Nutrition Facts : Calories 511.9, Fat 10.5, SaturatedFat 7.5, Cholesterol 0.4, Sodium 115.5, Carbohydrate 88.7, Fiber 11.2, Sugar 0.8, Protein 16.7
Tips:
- Use the freshest, best quality sausage you can find. This will make a big difference in the overall flavor of your Scotch eggs.
- Make sure the sausage is seasoned well. If it's not, your Scotch eggs will be bland.
- Don't overcook the eggs. The yolks should be slightly runny, not hard-boiled.
- Use a light hand when breading the eggs. You don't want the breading to be too thick, or it will overpower the sausage and eggs.
- Fry the eggs in a shallow pool of oil, not deep fry them. This will help prevent the breading from getting too greasy.

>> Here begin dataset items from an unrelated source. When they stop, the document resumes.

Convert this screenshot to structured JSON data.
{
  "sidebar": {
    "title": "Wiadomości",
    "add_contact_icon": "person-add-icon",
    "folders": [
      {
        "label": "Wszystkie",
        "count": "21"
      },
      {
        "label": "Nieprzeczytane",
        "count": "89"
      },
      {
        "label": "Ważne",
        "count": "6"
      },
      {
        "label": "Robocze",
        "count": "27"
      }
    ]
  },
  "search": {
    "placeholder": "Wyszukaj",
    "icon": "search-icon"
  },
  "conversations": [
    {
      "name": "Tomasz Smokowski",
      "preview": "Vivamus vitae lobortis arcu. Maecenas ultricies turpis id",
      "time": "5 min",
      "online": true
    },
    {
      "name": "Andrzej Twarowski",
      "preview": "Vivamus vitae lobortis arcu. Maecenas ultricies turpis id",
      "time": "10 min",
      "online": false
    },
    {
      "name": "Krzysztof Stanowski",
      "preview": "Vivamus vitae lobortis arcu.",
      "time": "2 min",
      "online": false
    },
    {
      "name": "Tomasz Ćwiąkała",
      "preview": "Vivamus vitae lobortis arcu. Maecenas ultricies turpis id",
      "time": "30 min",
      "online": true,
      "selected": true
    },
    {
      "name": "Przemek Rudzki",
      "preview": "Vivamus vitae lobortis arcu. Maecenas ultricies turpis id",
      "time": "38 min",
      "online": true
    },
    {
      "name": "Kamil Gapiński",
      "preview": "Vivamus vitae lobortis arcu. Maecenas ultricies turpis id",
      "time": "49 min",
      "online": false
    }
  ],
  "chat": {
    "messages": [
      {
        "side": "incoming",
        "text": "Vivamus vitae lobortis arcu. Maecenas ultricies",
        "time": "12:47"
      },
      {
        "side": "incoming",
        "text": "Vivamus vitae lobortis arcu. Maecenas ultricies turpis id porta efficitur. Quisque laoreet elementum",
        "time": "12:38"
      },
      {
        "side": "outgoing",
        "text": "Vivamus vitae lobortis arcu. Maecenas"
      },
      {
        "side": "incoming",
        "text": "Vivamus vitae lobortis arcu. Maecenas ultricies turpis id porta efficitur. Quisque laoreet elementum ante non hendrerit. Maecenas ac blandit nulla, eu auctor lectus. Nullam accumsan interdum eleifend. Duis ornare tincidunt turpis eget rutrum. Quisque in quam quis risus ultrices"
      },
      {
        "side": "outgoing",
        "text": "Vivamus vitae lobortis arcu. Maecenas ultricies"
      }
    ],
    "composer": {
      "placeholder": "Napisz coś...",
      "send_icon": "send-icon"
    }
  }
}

- Serve the Scotch eggs hot or warm. They're best when they're fresh out of the fryer or oven.
Conclusion:
Scotch eggs are a delicious and versatile dish that can be enjoyed as an appetizer, main course, or snack. They're perfect for parties or potlucks, and they're a great way to use up leftover sausage. With a little practice, you'll be able to make perfect Scotch eggs every time.